Le revers de la médaille de ce comportement, c'est qu'il peut empêcher la vraie intimité. Quand chaque conversation est observée par un public invisible, les textos que tu envoies sont jamais complètement authentiques — ils sont partiellement performatifs. Tu communiques pas juste avec la personne ; tu génères du contenu pour le groupe WhatsApp. Ça crée une dynamique bizarre où tes confident·es les plus proches en savent plus sur tes relations que les personnes avec qui tu es réellement dans ces relations.
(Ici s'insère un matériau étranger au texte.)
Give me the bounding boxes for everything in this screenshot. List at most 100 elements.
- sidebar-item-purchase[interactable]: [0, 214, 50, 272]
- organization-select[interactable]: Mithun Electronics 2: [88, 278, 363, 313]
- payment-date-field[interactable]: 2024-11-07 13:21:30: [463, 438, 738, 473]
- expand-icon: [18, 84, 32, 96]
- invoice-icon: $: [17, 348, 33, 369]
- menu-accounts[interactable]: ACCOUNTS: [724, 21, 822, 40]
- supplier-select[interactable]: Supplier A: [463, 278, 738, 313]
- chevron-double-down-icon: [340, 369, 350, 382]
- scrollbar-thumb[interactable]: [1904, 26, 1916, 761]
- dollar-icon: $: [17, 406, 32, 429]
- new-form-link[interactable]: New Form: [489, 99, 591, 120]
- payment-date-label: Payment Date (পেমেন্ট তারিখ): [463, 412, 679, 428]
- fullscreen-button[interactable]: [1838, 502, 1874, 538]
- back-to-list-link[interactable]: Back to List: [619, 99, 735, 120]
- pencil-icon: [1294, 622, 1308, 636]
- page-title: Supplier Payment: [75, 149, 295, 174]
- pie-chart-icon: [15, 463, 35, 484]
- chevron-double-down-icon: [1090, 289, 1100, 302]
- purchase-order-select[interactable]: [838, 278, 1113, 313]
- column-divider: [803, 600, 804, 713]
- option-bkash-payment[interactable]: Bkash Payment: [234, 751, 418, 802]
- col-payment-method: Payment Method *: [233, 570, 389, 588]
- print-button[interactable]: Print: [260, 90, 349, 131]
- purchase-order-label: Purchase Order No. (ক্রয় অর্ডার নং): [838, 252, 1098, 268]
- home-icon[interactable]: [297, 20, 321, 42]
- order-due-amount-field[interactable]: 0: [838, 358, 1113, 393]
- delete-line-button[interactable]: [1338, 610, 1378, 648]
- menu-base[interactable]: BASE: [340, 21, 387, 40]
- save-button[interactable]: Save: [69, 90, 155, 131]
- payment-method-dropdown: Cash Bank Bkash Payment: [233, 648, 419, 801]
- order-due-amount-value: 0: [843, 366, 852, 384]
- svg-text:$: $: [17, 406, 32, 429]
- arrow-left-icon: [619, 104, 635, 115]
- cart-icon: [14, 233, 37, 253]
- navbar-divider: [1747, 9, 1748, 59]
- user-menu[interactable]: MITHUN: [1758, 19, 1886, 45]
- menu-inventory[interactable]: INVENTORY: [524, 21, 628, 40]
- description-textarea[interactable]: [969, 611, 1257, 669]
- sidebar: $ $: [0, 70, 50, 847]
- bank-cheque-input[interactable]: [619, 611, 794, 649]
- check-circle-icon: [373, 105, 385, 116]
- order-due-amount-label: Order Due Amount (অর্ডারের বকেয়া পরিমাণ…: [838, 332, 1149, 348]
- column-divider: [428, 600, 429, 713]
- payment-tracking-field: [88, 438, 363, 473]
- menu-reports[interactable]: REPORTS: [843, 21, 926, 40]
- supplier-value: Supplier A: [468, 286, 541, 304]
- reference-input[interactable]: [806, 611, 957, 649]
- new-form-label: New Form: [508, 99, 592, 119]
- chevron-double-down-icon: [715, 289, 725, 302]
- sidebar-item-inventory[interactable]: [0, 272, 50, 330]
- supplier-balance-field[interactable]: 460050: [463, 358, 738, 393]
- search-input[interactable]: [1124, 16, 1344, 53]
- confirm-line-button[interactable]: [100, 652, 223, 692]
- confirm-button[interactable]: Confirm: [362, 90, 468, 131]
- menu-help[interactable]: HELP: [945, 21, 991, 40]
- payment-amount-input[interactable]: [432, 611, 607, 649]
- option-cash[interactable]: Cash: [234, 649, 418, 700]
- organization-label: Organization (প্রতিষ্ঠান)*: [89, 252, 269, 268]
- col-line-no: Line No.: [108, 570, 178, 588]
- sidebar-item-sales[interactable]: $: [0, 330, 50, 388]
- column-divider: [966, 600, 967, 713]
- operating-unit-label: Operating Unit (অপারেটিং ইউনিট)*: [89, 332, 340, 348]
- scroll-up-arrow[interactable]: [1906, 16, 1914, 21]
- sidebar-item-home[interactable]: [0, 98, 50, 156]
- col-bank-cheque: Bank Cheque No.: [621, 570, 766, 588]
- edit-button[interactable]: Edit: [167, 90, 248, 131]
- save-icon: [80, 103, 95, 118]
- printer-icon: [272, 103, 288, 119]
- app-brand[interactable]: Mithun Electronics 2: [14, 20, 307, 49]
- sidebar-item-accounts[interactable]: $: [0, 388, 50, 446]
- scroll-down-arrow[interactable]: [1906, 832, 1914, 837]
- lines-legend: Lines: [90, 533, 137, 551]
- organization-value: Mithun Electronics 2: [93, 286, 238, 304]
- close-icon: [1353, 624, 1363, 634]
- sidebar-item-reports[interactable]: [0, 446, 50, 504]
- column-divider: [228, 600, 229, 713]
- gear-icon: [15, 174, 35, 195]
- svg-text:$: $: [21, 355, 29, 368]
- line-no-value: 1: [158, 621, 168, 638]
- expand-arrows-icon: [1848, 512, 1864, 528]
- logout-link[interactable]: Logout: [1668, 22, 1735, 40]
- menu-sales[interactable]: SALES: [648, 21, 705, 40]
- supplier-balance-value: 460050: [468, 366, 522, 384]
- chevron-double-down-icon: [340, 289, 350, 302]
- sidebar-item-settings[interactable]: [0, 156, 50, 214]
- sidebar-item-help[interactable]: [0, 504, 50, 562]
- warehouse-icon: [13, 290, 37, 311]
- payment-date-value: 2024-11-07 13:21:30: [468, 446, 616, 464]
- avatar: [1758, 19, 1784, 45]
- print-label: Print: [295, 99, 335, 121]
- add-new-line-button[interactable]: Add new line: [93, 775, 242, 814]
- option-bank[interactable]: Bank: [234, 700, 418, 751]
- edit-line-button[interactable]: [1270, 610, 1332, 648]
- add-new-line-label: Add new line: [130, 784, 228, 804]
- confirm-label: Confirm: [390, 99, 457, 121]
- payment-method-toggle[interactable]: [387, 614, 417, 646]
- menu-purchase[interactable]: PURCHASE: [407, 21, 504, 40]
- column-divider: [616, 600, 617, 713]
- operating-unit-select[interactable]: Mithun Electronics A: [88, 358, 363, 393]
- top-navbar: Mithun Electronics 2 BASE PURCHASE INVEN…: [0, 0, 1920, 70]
Ta trajectoire de progression implique d'apprendre à rester avec l'incertitude avant de l'externaliser immédiatement. La prochaine fois que quelqu'un t'envoie un texto confus, essaie de l'interpréter toi-même d'abord. Accorde-toi quatre-vingt-dix secondes avec ta propre réaction émotionnelle avant d'ouvrir le groupe. Tu découvriras peut-être que ton instinct est en fait plus affûté que tu ne le crois — tu lui donnes juste jamais la chance de s'exprimer parce que le groupe WhatsApp est déjà sur le coup.

C'est déjà dans le groupe WhatsApp, pas vrai ? T'as screenshoté ça avant même d'avoir fini de lire.